July inflation data is due for the US on Thursday this week and the median forecast is for a slight rise in headline CPI to 3.3% y/y in July from 3.0% in June, on higher fuel prices, while core CPI is expected to remain unchanged at 4.8% y/y. Over the weekend, Fed Governor Michelle Bowman said that further rate hikes “will likely be needed to get inflation on a path down to the FOMC’s 2% target”. Atlanta Fed President Bostic and Chicago Fed President Goolsbee both indicated that they expected gradual disinflation and an orderly slowdown in the economy.
German factory orders jumped 7.0% m/m in June, well above expectations for a -2.0% contraction. On an annual basis, factory orders rose 3.0% y/y. The data indicates an improvement in industrial demand, although this was likely due to a sharp rise in Airbus aircraft orders in June.
The Qatar Financial Centre PMI rose to 54.0 in July from 53.8 in June, with business activity rising at a faster pace than in June. New order growth was solid, but slightly slower than in June, and employment in the private sector ticked higher.
Today’s Economic Data and Events
10:00 Germany Industrial production (Jun) forecast -0.5% m/m
Fixed Income
- US Treasuries rallied at the end of the week as a miss on the headline non-farm payrolls number could prompt some tempering of expectations for how long the Fed will keep rates at restrictive levels. Yields on the 2yr UST ended the day at 4.7641%, down about 12bps while the 10yr yield fell 14bps to 4.0338%. While there was some unwinding of the curve steepening at the end of the week, the 2s10s curve ended the week at -74bps in inversion, compared with about -93bps a week earlier. Inflation data will set the tone for USTs this week.
- Bond markets in Europe also closed on a stronger footing with bund yields down 4bps to 2.556% while the 10yr gilt yield dropped about 9bps to 4.372%. Emerging market Eurobonds had a strong end to the week with 10yr Turkey USD yields down 11bps to 8.126% while local currency bonds in South Africa, Turkey and India all pulled higher.
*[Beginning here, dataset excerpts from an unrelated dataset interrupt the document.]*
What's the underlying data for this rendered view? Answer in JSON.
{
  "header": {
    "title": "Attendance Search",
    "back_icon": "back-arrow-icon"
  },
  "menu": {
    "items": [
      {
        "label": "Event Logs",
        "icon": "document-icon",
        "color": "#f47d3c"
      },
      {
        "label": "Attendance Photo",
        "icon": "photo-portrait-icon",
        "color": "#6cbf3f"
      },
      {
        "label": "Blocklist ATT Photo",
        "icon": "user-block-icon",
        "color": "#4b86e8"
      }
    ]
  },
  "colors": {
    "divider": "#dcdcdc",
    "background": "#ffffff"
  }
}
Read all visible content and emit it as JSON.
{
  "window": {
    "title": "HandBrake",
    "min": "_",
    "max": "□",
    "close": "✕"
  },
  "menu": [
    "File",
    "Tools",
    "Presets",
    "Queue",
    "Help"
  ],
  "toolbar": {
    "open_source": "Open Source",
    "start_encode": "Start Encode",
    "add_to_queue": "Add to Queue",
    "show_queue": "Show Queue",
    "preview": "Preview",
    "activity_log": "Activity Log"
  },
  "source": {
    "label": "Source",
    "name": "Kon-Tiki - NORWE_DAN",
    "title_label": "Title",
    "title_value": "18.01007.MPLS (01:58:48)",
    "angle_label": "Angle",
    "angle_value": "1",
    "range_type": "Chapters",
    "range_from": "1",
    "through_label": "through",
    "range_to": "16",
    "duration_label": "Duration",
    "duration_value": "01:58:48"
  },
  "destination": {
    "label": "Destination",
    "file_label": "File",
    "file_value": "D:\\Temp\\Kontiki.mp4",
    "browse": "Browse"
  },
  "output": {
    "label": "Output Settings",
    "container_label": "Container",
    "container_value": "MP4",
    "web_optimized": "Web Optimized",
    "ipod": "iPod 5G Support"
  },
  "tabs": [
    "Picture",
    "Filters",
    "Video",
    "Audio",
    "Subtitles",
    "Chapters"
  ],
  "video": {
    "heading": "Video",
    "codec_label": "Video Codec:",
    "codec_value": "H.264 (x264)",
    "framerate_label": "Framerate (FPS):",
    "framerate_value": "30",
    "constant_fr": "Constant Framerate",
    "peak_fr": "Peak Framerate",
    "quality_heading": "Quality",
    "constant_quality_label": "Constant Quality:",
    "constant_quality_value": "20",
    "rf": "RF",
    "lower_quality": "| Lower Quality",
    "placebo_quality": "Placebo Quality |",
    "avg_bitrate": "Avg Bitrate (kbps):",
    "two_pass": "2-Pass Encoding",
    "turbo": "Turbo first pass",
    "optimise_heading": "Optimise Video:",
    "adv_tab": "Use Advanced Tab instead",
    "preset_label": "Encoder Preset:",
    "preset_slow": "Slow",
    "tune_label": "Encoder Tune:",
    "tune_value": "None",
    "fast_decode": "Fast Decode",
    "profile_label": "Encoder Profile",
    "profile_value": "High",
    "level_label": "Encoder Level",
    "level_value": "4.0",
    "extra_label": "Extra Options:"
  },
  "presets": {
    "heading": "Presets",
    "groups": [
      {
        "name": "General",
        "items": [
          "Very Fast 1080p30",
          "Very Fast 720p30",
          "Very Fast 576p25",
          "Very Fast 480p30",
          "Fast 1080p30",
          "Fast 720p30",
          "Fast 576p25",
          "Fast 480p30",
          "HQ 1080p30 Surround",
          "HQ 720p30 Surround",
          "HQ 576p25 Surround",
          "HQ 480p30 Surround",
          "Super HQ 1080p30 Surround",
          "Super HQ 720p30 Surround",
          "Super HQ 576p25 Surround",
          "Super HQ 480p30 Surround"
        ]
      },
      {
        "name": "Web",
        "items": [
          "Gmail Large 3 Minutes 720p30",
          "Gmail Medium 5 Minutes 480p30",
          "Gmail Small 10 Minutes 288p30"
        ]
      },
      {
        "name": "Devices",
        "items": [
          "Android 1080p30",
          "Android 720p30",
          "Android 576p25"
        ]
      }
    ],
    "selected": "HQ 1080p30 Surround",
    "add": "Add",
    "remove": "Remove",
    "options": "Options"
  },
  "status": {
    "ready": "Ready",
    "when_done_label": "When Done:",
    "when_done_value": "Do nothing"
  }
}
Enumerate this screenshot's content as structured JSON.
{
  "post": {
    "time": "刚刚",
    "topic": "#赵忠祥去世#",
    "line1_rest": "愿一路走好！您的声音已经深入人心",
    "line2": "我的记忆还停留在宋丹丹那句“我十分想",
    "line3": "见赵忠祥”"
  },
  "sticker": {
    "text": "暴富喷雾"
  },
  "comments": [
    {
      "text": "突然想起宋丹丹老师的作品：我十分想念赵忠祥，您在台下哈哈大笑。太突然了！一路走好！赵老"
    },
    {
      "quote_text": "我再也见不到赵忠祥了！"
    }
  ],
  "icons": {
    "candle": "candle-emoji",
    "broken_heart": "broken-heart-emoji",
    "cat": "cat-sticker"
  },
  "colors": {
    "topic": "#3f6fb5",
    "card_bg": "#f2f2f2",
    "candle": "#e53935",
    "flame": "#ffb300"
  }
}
CDS prices in Egypt pulled in by about 83bps while Turkey 5yr CDS also dropped.
- Among major central banks this week, the RBI will set policy on August 10 with market expectations for a hold at 4.5%.
FX
- The miss on the headline July US non-farm payrolls helped to lift most currencies against the dollar at the end of the week. EURUSD jumped to an intraday high of 1.104 before moderating somewhat to record a gain of 0.5% on the day and close at 1.1006. GBPUSD had a rise of 0.3% to 1.2749 while USDJPY continued to drop, its third day in a row, to 141.76.
- Commodity currencies also received a boost at the end of the week with AUDUSD adding 0.3% to 0.6570 while USDCAD missed out on the gains for the loonie, rising by 0.2% to 133.79.
Equities
- US equity markets closed the week on a softer footing with the S&P 500 down 0.5% on Friday while the Dow Jones fell 0.4% and the NASDAQ dropped the same amount. European equities were uniformly stronger with the FTSE up 0.5% and the Stoxx European index up 0.3%.
- Equity markets in the UAE had a mixed session at the end of the week with the DFM up a strong 0.8% while the ADX closed near unchanged with a negative bias.
Commodities
- Oil prices extended their gains last week with Brent rising 1.3% on Friday to settle at USD 86.24/b and WTI up 1.6% to USD 82.82/b, not far off its year-to-date high of USD 83.26/b recorded in April.
- The OPEC+ monitoring committed advised that no change in production strategy was required while Russia’s deputy prime minister, Alexander Novak, said oil markets were “quite stable” with prices at an “acceptable level.”